A one-shot lambda is a lambda that is called exactly once. These lambda’s are common in functional programming and can be subject to more aggressive optimizations due to their one-shot nature. For example, there is no risk of losing sharing in a one-shot lambda as a result of inlining free variables or floating let expressions into the lambda; something that GHC usually avoids. See Sergey et al. [12] and Graf [11] for more background. See the magic oneShot function in GHC.Exts for an unsafe way to instruct GHC that you have a one-shot lambda.

PAP¶

A PAP is a partial application. PAPs are heap objects and thus a type of closure that represents a function applied to too few arguments. PAPs should never be entered, and are only applied using the generic apply functions in the STG machine. See the file rts/Apply.cmm in GHC or the heap object wiki page for more.

Pinned¶

Pinned memory is memory that is guaranteed to not be moved by GHC’s garbage collector. This is most often useful for interfacing with foreign code. Note that pinned memory may lead to memory fragmentation and increased slop because it never moves. See Well Typed’s post and the wiki for more.

Reproducer¶

A reproducer is the smallest known program that induces incorrect behavior in the system. See Make it Fail for more.

Sharing¶

Consider the following program:

foo :: Int -> Int
foo n = let x = [1..n]
            in zip (fmap (* (last x)) x) x

We say that x is shared in this program because each of the three references of x refer to the x defined in the let. If x is not shared that the list [1..n] would be allocated for each reference of x. Sharing is fundamental to performance oriented Haskell because it reduces allocations, leverages call-by-need, and saves work.

Shotgun Debugging¶

Debugging with hope instead of process and measurement. See its Wikepedia entry.

SRT¶

Static reference tables are how GHC’s garbage collector determines the live CAF’s of a program. SRTs are stored in a heap object’s Info Table and are simply an object in the compiled programs data segment.
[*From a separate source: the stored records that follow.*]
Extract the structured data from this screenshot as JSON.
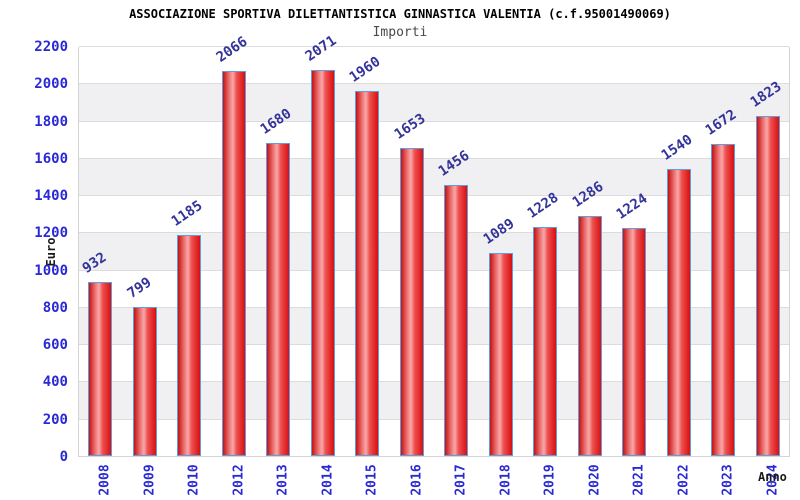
{
  "chart_data": {
    "type": "bar",
    "title": "ASSOCIAZIONE SPORTIVA DILETTANTISTICA GINNASTICA VALENTIA (c.f.95001490069)",
    "subtitle": "Importi",
    "xlabel": "Anno",
    "ylabel": "Euro",
    "categories": [
      "2008",
      "2009",
      "2010",
      "2012",
      "2013",
      "2014",
      "2015",
      "2016",
      "2017",
      "2018",
      "2019",
      "2020",
      "2021",
      "2022",
      "2023",
      "2024"
    ],
    "values": [
      932,
      799,
      1185,
      2066,
      1680,
      2071,
      1960,
      1653,
      1456,
      1089,
      1228,
      1286,
      1224,
      1540,
      1672,
      1823
    ],
    "ylim": [
      0,
      2200
    ],
    "ytick_step": 200,
    "ytick_labels": [
      "0",
      "200",
      "400",
      "600",
      "800",
      "1000",
      "1200",
      "1400",
      "1600",
      "1800",
      "2000",
      "2200"
    ],
    "grid": true,
    "legend_position": "none",
    "bar_value_labels_shown": true,
    "colors": {
      "bar_gradient": [
        "#c41212",
        "#f07878",
        "#f8a8a8",
        "#ee5050",
        "#d90f0f"
      ],
      "bar_border": "#5e9de0",
      "tick_label": "#2a2ad4",
      "value_label": "#333399",
      "band_alt": "#f0f0f2",
      "band_base": "#ffffff",
      "gridline": "#dcdcdc",
      "plot_border": "#d4d4d4",
      "title": "#000000",
      "subtitle": "#4a4a4a",
      "axis_title": "#1a1a1a",
      "background": "#ffffff"
    }
  }
}
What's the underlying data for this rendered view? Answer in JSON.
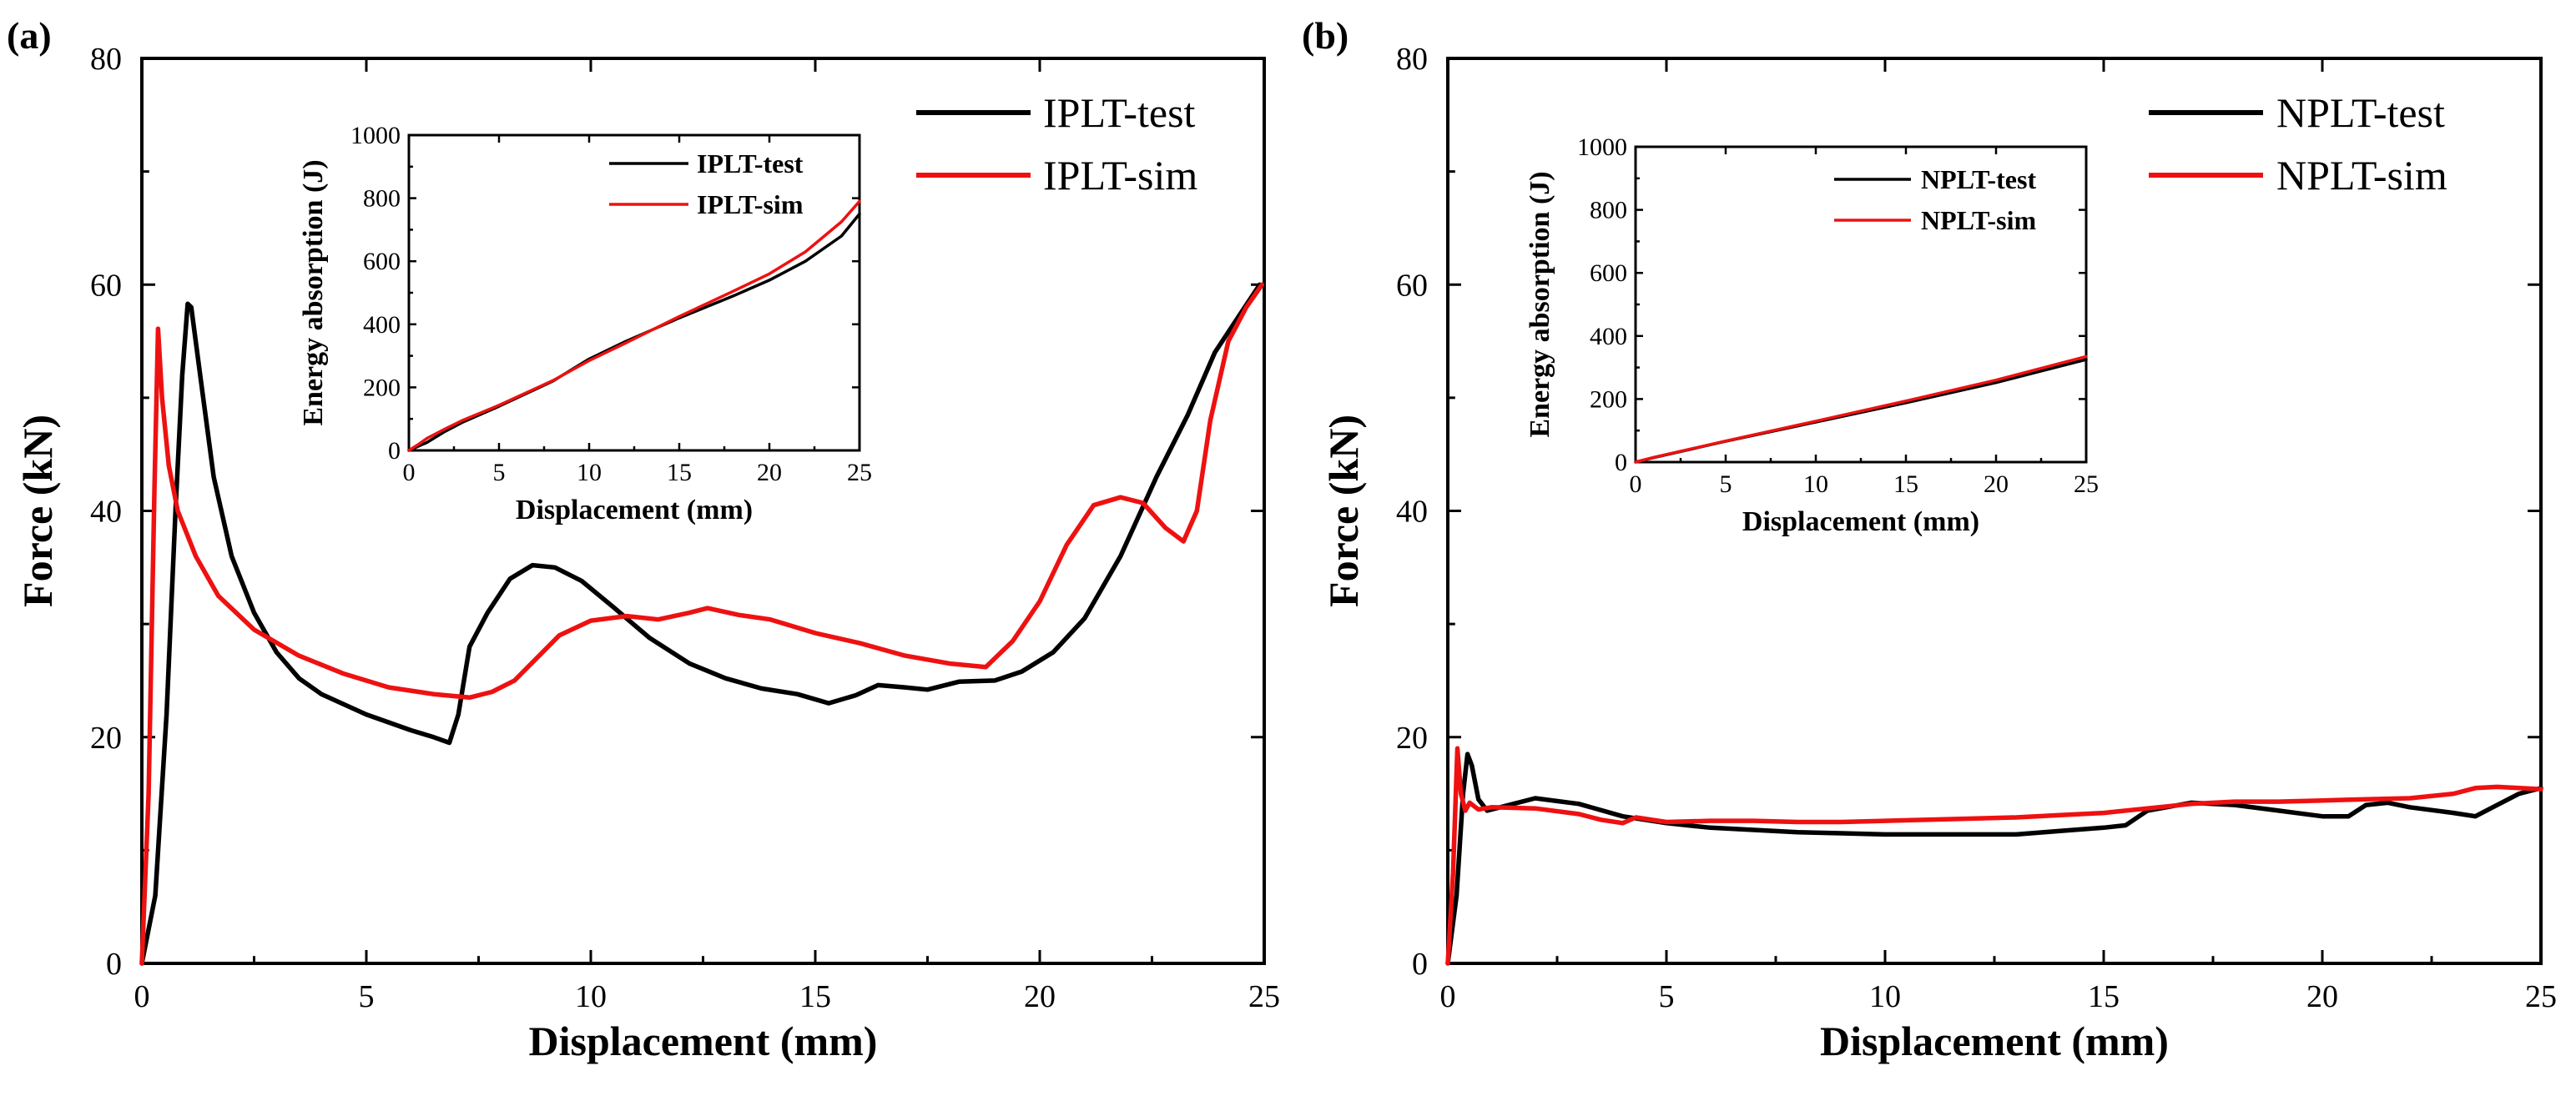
{
  "chart_data": [
    {
      "type": "line",
      "panel_label": "(a)",
      "xlabel": "Displacement (mm)",
      "ylabel": "Force (kN)",
      "xlim": [
        0,
        25
      ],
      "ylim": [
        0,
        80
      ],
      "xticks": [
        0,
        5,
        10,
        15,
        20,
        25
      ],
      "yticks": [
        0,
        20,
        40,
        60,
        80
      ],
      "legend_position": "top-right",
      "series": [
        {
          "name": "IPLT-test",
          "color": "#000000",
          "points": [
            [
              0,
              0
            ],
            [
              0.3,
              6
            ],
            [
              0.55,
              22
            ],
            [
              0.75,
              40
            ],
            [
              0.9,
              52
            ],
            [
              1.02,
              58.3
            ],
            [
              1.1,
              58
            ],
            [
              1.3,
              52
            ],
            [
              1.6,
              43
            ],
            [
              2.0,
              36
            ],
            [
              2.5,
              31
            ],
            [
              3.0,
              27.5
            ],
            [
              3.5,
              25.2
            ],
            [
              4.0,
              23.8
            ],
            [
              5.0,
              22
            ],
            [
              6.0,
              20.6
            ],
            [
              6.5,
              20
            ],
            [
              6.85,
              19.5
            ],
            [
              7.05,
              22
            ],
            [
              7.3,
              28
            ],
            [
              7.7,
              31
            ],
            [
              8.2,
              34
            ],
            [
              8.7,
              35.2
            ],
            [
              9.2,
              35
            ],
            [
              9.8,
              33.8
            ],
            [
              10.5,
              31.5
            ],
            [
              11.3,
              28.8
            ],
            [
              12.2,
              26.5
            ],
            [
              13.0,
              25.2
            ],
            [
              13.8,
              24.3
            ],
            [
              14.6,
              23.8
            ],
            [
              15.3,
              23
            ],
            [
              15.9,
              23.7
            ],
            [
              16.4,
              24.6
            ],
            [
              17.0,
              24.4
            ],
            [
              17.5,
              24.2
            ],
            [
              18.2,
              24.9
            ],
            [
              19.0,
              25
            ],
            [
              19.6,
              25.8
            ],
            [
              20.3,
              27.5
            ],
            [
              21.0,
              30.5
            ],
            [
              21.8,
              36
            ],
            [
              22.6,
              43
            ],
            [
              23.3,
              48.5
            ],
            [
              23.9,
              54
            ],
            [
              24.4,
              57
            ],
            [
              24.9,
              60
            ]
          ]
        },
        {
          "name": "IPLT-sim",
          "color": "#ee1111",
          "points": [
            [
              0,
              0
            ],
            [
              0.15,
              15
            ],
            [
              0.28,
              42
            ],
            [
              0.36,
              56.1
            ],
            [
              0.45,
              50
            ],
            [
              0.6,
              44
            ],
            [
              0.8,
              40
            ],
            [
              1.2,
              36
            ],
            [
              1.7,
              32.5
            ],
            [
              2.5,
              29.5
            ],
            [
              3.5,
              27.2
            ],
            [
              4.5,
              25.6
            ],
            [
              5.5,
              24.4
            ],
            [
              6.5,
              23.8
            ],
            [
              7.3,
              23.5
            ],
            [
              7.8,
              24
            ],
            [
              8.3,
              25
            ],
            [
              8.8,
              27
            ],
            [
              9.3,
              29
            ],
            [
              10.0,
              30.3
            ],
            [
              10.8,
              30.7
            ],
            [
              11.5,
              30.4
            ],
            [
              12.2,
              31
            ],
            [
              12.6,
              31.4
            ],
            [
              13.3,
              30.8
            ],
            [
              14.0,
              30.4
            ],
            [
              15.0,
              29.2
            ],
            [
              16.0,
              28.3
            ],
            [
              17.0,
              27.2
            ],
            [
              18.0,
              26.5
            ],
            [
              18.8,
              26.2
            ],
            [
              19.4,
              28.5
            ],
            [
              20.0,
              32
            ],
            [
              20.6,
              37
            ],
            [
              21.2,
              40.5
            ],
            [
              21.8,
              41.2
            ],
            [
              22.3,
              40.7
            ],
            [
              22.8,
              38.5
            ],
            [
              23.2,
              37.3
            ],
            [
              23.5,
              40
            ],
            [
              23.8,
              48
            ],
            [
              24.2,
              55
            ],
            [
              24.6,
              58
            ],
            [
              24.95,
              60
            ]
          ]
        }
      ],
      "inset": {
        "xlabel": "Displacement (mm)",
        "ylabel": "Energy absorption (J)",
        "xlim": [
          0,
          25
        ],
        "ylim": [
          0,
          1000
        ],
        "xticks": [
          0,
          5,
          10,
          15,
          20,
          25
        ],
        "yticks": [
          0,
          200,
          400,
          600,
          800,
          1000
        ],
        "series": [
          {
            "name": "IPLT-test",
            "color": "#000000",
            "points": [
              [
                0,
                0
              ],
              [
                1,
                25
              ],
              [
                2,
                60
              ],
              [
                3,
                90
              ],
              [
                5,
                140
              ],
              [
                8,
                220
              ],
              [
                10,
                290
              ],
              [
                12,
                345
              ],
              [
                15,
                420
              ],
              [
                18,
                490
              ],
              [
                20,
                540
              ],
              [
                22,
                600
              ],
              [
                24,
                680
              ],
              [
                25,
                750
              ]
            ]
          },
          {
            "name": "IPLT-sim",
            "color": "#ee1111",
            "points": [
              [
                0,
                0
              ],
              [
                0.5,
                18
              ],
              [
                1,
                38
              ],
              [
                2,
                68
              ],
              [
                3,
                96
              ],
              [
                5,
                143
              ],
              [
                8,
                222
              ],
              [
                10,
                285
              ],
              [
                12,
                340
              ],
              [
                15,
                425
              ],
              [
                18,
                505
              ],
              [
                20,
                560
              ],
              [
                22,
                630
              ],
              [
                24,
                725
              ],
              [
                25,
                790
              ]
            ]
          }
        ]
      }
    },
    {
      "type": "line",
      "panel_label": "(b)",
      "xlabel": "Displacement (mm)",
      "ylabel": "Force (kN)",
      "xlim": [
        0,
        25
      ],
      "ylim": [
        0,
        80
      ],
      "xticks": [
        0,
        5,
        10,
        15,
        20,
        25
      ],
      "yticks": [
        0,
        20,
        40,
        60,
        80
      ],
      "legend_position": "top-right",
      "series": [
        {
          "name": "NPLT-test",
          "color": "#000000",
          "points": [
            [
              0,
              0
            ],
            [
              0.2,
              6
            ],
            [
              0.35,
              15
            ],
            [
              0.45,
              18.5
            ],
            [
              0.55,
              17.5
            ],
            [
              0.7,
              14.5
            ],
            [
              0.9,
              13.5
            ],
            [
              1.2,
              13.8
            ],
            [
              2,
              14.6
            ],
            [
              3,
              14.1
            ],
            [
              4,
              13
            ],
            [
              5,
              12.4
            ],
            [
              6,
              12
            ],
            [
              7,
              11.8
            ],
            [
              8,
              11.6
            ],
            [
              9,
              11.5
            ],
            [
              10,
              11.4
            ],
            [
              11,
              11.4
            ],
            [
              12,
              11.4
            ],
            [
              13,
              11.4
            ],
            [
              14,
              11.7
            ],
            [
              15,
              12
            ],
            [
              15.5,
              12.2
            ],
            [
              16,
              13.5
            ],
            [
              17,
              14.2
            ],
            [
              18,
              14
            ],
            [
              19,
              13.5
            ],
            [
              20,
              13
            ],
            [
              20.6,
              13
            ],
            [
              21,
              14
            ],
            [
              21.5,
              14.2
            ],
            [
              22,
              13.8
            ],
            [
              23,
              13.3
            ],
            [
              23.5,
              13
            ],
            [
              24,
              14
            ],
            [
              24.5,
              15
            ],
            [
              25,
              15.5
            ]
          ]
        },
        {
          "name": "NPLT-sim",
          "color": "#ee1111",
          "points": [
            [
              0,
              0
            ],
            [
              0.12,
              8
            ],
            [
              0.22,
              19
            ],
            [
              0.3,
              15
            ],
            [
              0.4,
              13.5
            ],
            [
              0.5,
              14.2
            ],
            [
              0.7,
              13.6
            ],
            [
              1,
              13.8
            ],
            [
              2,
              13.7
            ],
            [
              3,
              13.2
            ],
            [
              3.5,
              12.7
            ],
            [
              4,
              12.4
            ],
            [
              4.3,
              12.9
            ],
            [
              5,
              12.5
            ],
            [
              6,
              12.6
            ],
            [
              7,
              12.6
            ],
            [
              8,
              12.5
            ],
            [
              9,
              12.5
            ],
            [
              10,
              12.6
            ],
            [
              11,
              12.7
            ],
            [
              12,
              12.8
            ],
            [
              13,
              12.9
            ],
            [
              14,
              13.1
            ],
            [
              15,
              13.3
            ],
            [
              16,
              13.7
            ],
            [
              17,
              14.1
            ],
            [
              18,
              14.3
            ],
            [
              19,
              14.3
            ],
            [
              20,
              14.4
            ],
            [
              21,
              14.5
            ],
            [
              22,
              14.6
            ],
            [
              23,
              15
            ],
            [
              23.5,
              15.5
            ],
            [
              24,
              15.6
            ],
            [
              25,
              15.4
            ]
          ]
        }
      ],
      "inset": {
        "xlabel": "Displacement (mm)",
        "ylabel": "Energy absorption (J)",
        "xlim": [
          0,
          25
        ],
        "ylim": [
          0,
          1000
        ],
        "xticks": [
          0,
          5,
          10,
          15,
          20,
          25
        ],
        "yticks": [
          0,
          200,
          400,
          600,
          800,
          1000
        ],
        "series": [
          {
            "name": "NPLT-test",
            "color": "#000000",
            "points": [
              [
                0,
                0
              ],
              [
                1,
                14
              ],
              [
                5,
                66
              ],
              [
                10,
                127
              ],
              [
                15,
                188
              ],
              [
                20,
                252
              ],
              [
                25,
                325
              ]
            ]
          },
          {
            "name": "NPLT-sim",
            "color": "#ee1111",
            "points": [
              [
                0,
                0
              ],
              [
                1,
                15
              ],
              [
                5,
                67
              ],
              [
                10,
                130
              ],
              [
                15,
                194
              ],
              [
                20,
                260
              ],
              [
                25,
                335
              ]
            ]
          }
        ]
      }
    }
  ]
}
See The SRT Note in GHC.Cmm.Info.Build for more details.

Thunk¶

A thunk is a special kind of Closure that represents a suspended computation. Thunks reside on the heap and are the key feature that provides Haskell’s laziness. See Peyton Jones and Salkild [13] Section 3.1.2 for more details.

Thread State Object (TSO)¶

A thread state object is a heap object that represents a Haskell thread in GHC’s runtime system. For the precise contents please see its definition in GHC’s source code and this description by Ben Gamari.

Top-Level¶

The most outer-most or global scope of the program.

Unboxed¶

An Unboxed value is a value that is represented by the value itself and not a pointer to an object on the heap. Unboxed values therefore cannot be lazy, like boxed values.

Unlifted¶

An Unlifted type is a type where \(\bot\) is not an element of that type. See Levity Polymorphism and Lifted types for more.

Unknown function¶

An unknown function is a function in the STG machine whose Entry Code pointer and Arity are not statically known by GHC. Unknown functions require GHC to generate code that first scrutinizes the function pointer to determine its arity and then dispatch to the normal function call handling procedures. This in known has a generic apply in the STG machine and is slower (due to needing to scrutinize the function) than a Known function. See Marlow and Jones [3] for more details on STG calling conventions.

Unfolding¶

An Unfolding of an identifier, as defined in GHC.Core.Unfold, is the approximate form the identifier would have if the identifier’s definition was substituted for the identifier. That is, Unfoldings are generally the right hand sides or bodies of function definitions untouched by optimizations. Unfoldings appear in Core and Interface files to enable cross-module inlining and optimizations. See the Reading Core chapter for more.

WHNF¶

An expression is in weak head normal form if it has been evaluated to its’ outermost data constructor or lambda abstraction (i.e., the head). See this post, the wiki , and wikipedia for more.